In 2016, the Lawyers Board attempted to resolve these ambiguities by issuing Opinion 24. The opinion categorically declared that Rule 1.6(b)(8) does not permit lawyers to disclose client information in self-defense outside a proceeding. But the board’s authority to issue opinions does not extend to resolving ambiguities in the rules. The board’s very limited warrant is to state the “plain meaning” of rules.17 Moreover, although board opinions almost always include explanatory comments and are distributed for public comment before issuance, neither of these things happened in the case of Op. 24. 

The ambiguities in the “controversy clause,” the OLPR’s self-contradictory interpretations of the clause, Op. 24’s lack of authority or explanation, and the rise of social media have created the need to amend Rule 1.6(b)(8).

MSBA and Lawyers Board positions

Turning to the MSBA’s proposed amendments to Rule 1.6(b)(8), and the Lawyers Board’s opposition, should lawyers ever be able to disclose confidential information in the court of public opinion to defend against a client’s accusation? 

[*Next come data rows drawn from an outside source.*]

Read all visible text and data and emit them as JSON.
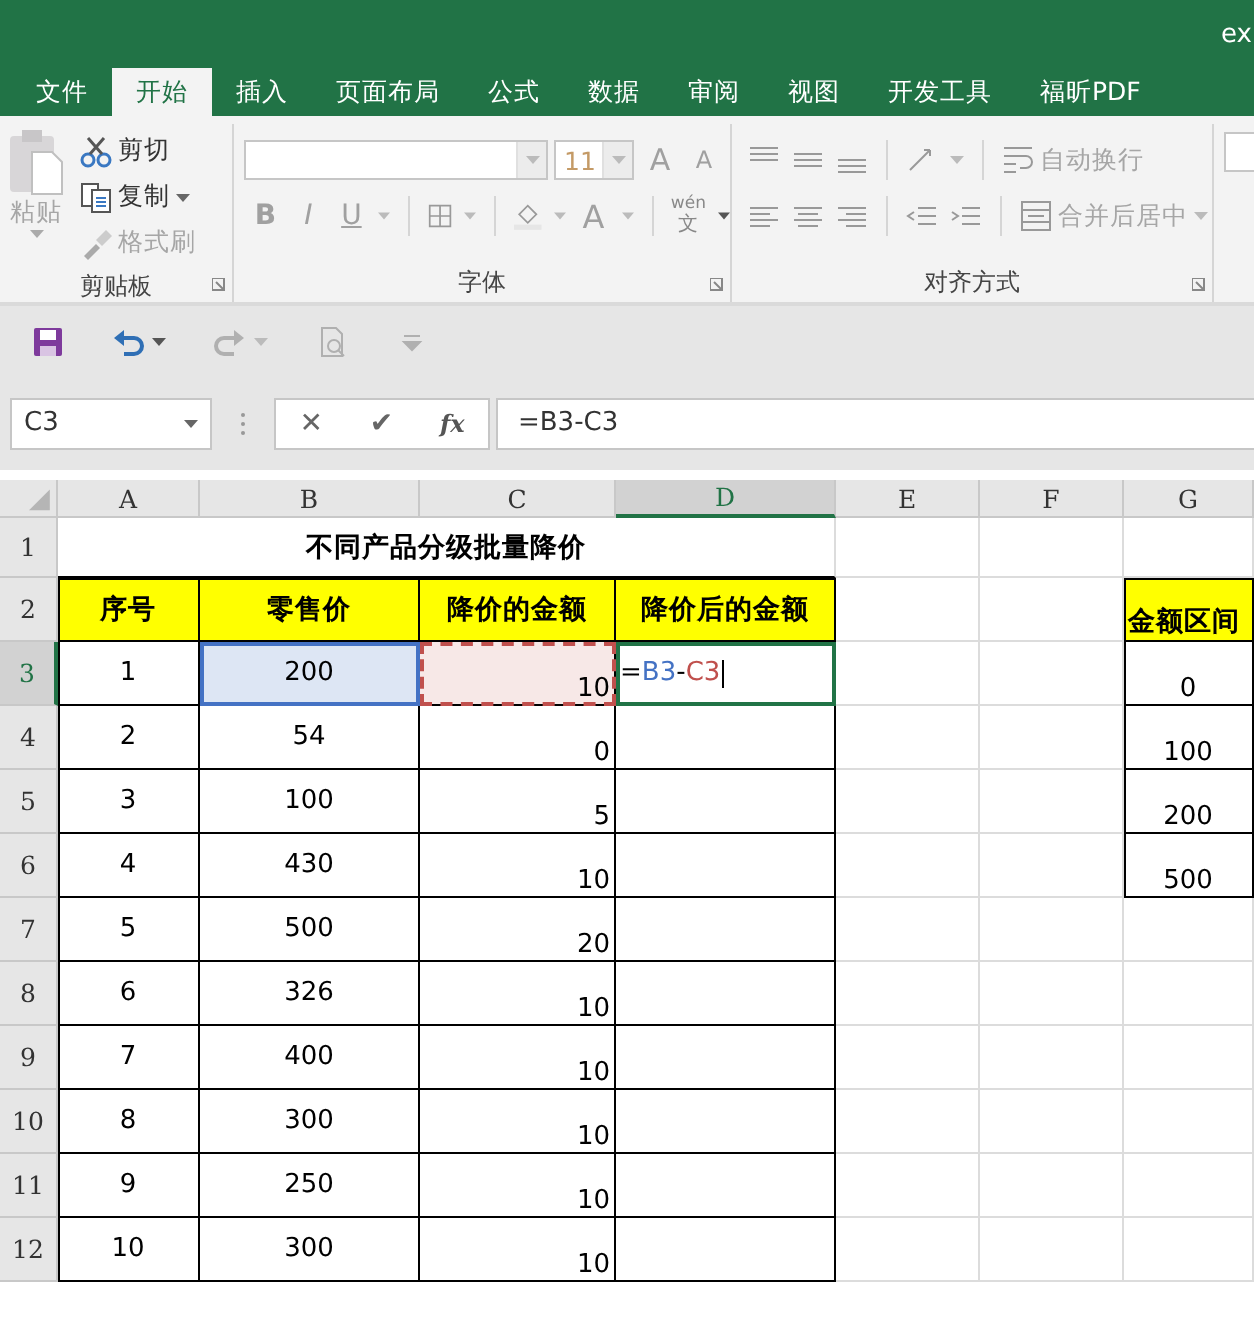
{
  "window": {
    "title": "ex"
  },
  "tabs": [
    {
      "label": "文件",
      "selected": false
    },
    {
      "label": "开始",
      "selected": true
    },
    {
      "label": "插入",
      "selected": false
    },
    {
      "label": "页面布局",
      "selected": false
    },
    {
      "label": "公式",
      "selected": false
    },
    {
      "label": "数据",
      "selected": false
    },
    {
      "label": "审阅",
      "selected": false
    },
    {
      "label": "视图",
      "selected": false
    },
    {
      "label": "开发工具",
      "selected": false
    },
    {
      "label": "福昕PDF",
      "selected": false
    }
  ],
  "ribbon": {
    "clipboard": {
      "paste": {
        "label": "粘贴",
        "disabled": true
      },
      "items": [
        {
          "kind": "cut",
          "label": "剪切",
          "disabled": false
        },
        {
          "kind": "copy",
          "label": "复制",
          "disabled": false
        },
        {
          "kind": "painter",
          "label": "格式刷",
          "disabled": true
        }
      ],
      "label": "剪贴板"
    },
    "font": {
      "font_size": "11",
      "size_buttons": [
        {
          "kind": "grow",
          "label": "A"
        },
        {
          "kind": "shrink",
          "label": "A"
        }
      ],
      "style_buttons": [
        {
          "kind": "bold",
          "label": "B"
        },
        {
          "kind": "italic",
          "label": "I"
        },
        {
          "kind": "underline",
          "label": "U"
        }
      ],
      "font_color": "A",
      "phonetic": {
        "top": "wén",
        "bottom": "文"
      },
      "label": "字体"
    },
    "alignment": {
      "wrap": {
        "label": "自动换行",
        "disabled": true
      },
      "merge": {
        "label": "合并后居中",
        "disabled": true
      },
      "label": "对齐方式"
    }
  },
  "quick_access": [
    {
      "kind": "save",
      "disabled": false
    },
    {
      "kind": "undo",
      "disabled": false
    },
    {
      "kind": "redo",
      "disabled": true
    },
    {
      "kind": "preview",
      "disabled": true
    },
    {
      "kind": "customize",
      "disabled": true
    }
  ],
  "formula_bar": {
    "name_box": "C3",
    "cancel": "✕",
    "enter": "✔",
    "function": "fx",
    "formula": "=B3-C3"
  },
  "sheet": {
    "columns": [
      {
        "label": "A",
        "selected": false
      },
      {
        "label": "B",
        "selected": false
      },
      {
        "label": "C",
        "selected": false
      },
      {
        "label": "D",
        "selected": true
      },
      {
        "label": "E",
        "selected": false
      },
      {
        "label": "F",
        "selected": false
      },
      {
        "label": "G",
        "selected": false
      }
    ],
    "rows": [
      {
        "header": "1",
        "selected": false,
        "kind": "title",
        "title": "不同产品分级批量降价"
      },
      {
        "header": "2",
        "selected": false,
        "kind": "head",
        "seq": "序号",
        "price": "零售价",
        "discount": "降价的金额",
        "after": "降价后的金额",
        "range": "金额区间"
      },
      {
        "header": "3",
        "selected": true,
        "kind": "data",
        "editing": true,
        "seq": "1",
        "price": "200",
        "price_ref": {
          "color": "#4472c4"
        },
        "discount": "10",
        "discount_ref": {
          "color": "#c0504d"
        },
        "after_parts": [
          {
            "text": "=",
            "color": "#000000"
          },
          {
            "text": "B3",
            "color": "#4472c4"
          },
          {
            "text": "-",
            "color": "#000000"
          },
          {
            "text": "C3",
            "color": "#c0504d"
          }
        ],
        "range": "0"
      },
      {
        "header": "4",
        "selected": false,
        "kind": "data",
        "editing": false,
        "seq": "2",
        "price": "54",
        "discount": "0",
        "range": "100"
      },
      {
        "header": "5",
        "selected": false,
        "kind": "data",
        "editing": false,
        "seq": "3",
        "price": "100",
        "discount": "5",
        "range": "200"
      },
      {
        "header": "6",
        "selected": false,
        "kind": "data",
        "editing": false,
        "seq": "4",
        "price": "430",
        "discount": "10",
        "range": "500"
      },
      {
        "header": "7",
        "selected": false,
        "kind": "data",
        "editing": false,
        "seq": "5",
        "price": "500",
        "discount": "20"
      },
      {
        "header": "8",
        "selected": false,
        "kind": "data",
        "editing": false,
        "seq": "6",
        "price": "326",
        "discount": "10"
      },
      {
        "header": "9",
        "selected": false,
        "kind": "data",
        "editing": false,
        "seq": "7",
        "price": "400",
        "discount": "10"
      },
      {
        "header": "10",
        "selected": false,
        "kind": "data",
        "editing": false,
        "seq": "8",
        "price": "300",
        "discount": "10"
      },
      {
        "header": "11",
        "selected": false,
        "kind": "data",
        "editing": false,
        "seq": "9",
        "price": "250",
        "discount": "10"
      },
      {
        "header": "12",
        "selected": false,
        "kind": "data",
        "editing": false,
        "seq": "10",
        "price": "300",
        "discount": "10"
      }
    ]
  }
}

The Lawyers Board agrees that the present “controversy clause” should be deleted altogether. However, the board would not substitute, as the MSBA would, a limited permission to disclose in self-defense outside a legal proceeding. When a client publicly accuses a lawyer, the board would permit disclosure only in self-defense in an “actual or potential proceeding.” For the board, it does not matter how serious, specific, and injurious the client’s accusation is, nor does it matter that the client discloses or purports to disclose confidential information.

The MSBA proposal, with one narrow but important exception, would prohibit or permit the same disclosures as the board. The MSBA exception would permit disclosure “to respond to a client’s specific and public accusation, made outside a legal proceeding, of misconduct by the lawyer, where the accusation (a) raises a substantial question as to the lawyer’s honesty, trustworthiness, or fitness as a lawyer in other respects and (b) includes the client’s disclosure of information…” The MSBA also proposes a comment, stating that the rule “does not permit disclosure to respond to a client’s petty or vague critique, or general opinion, of a lawyer, such as those that are common in online rating services.” 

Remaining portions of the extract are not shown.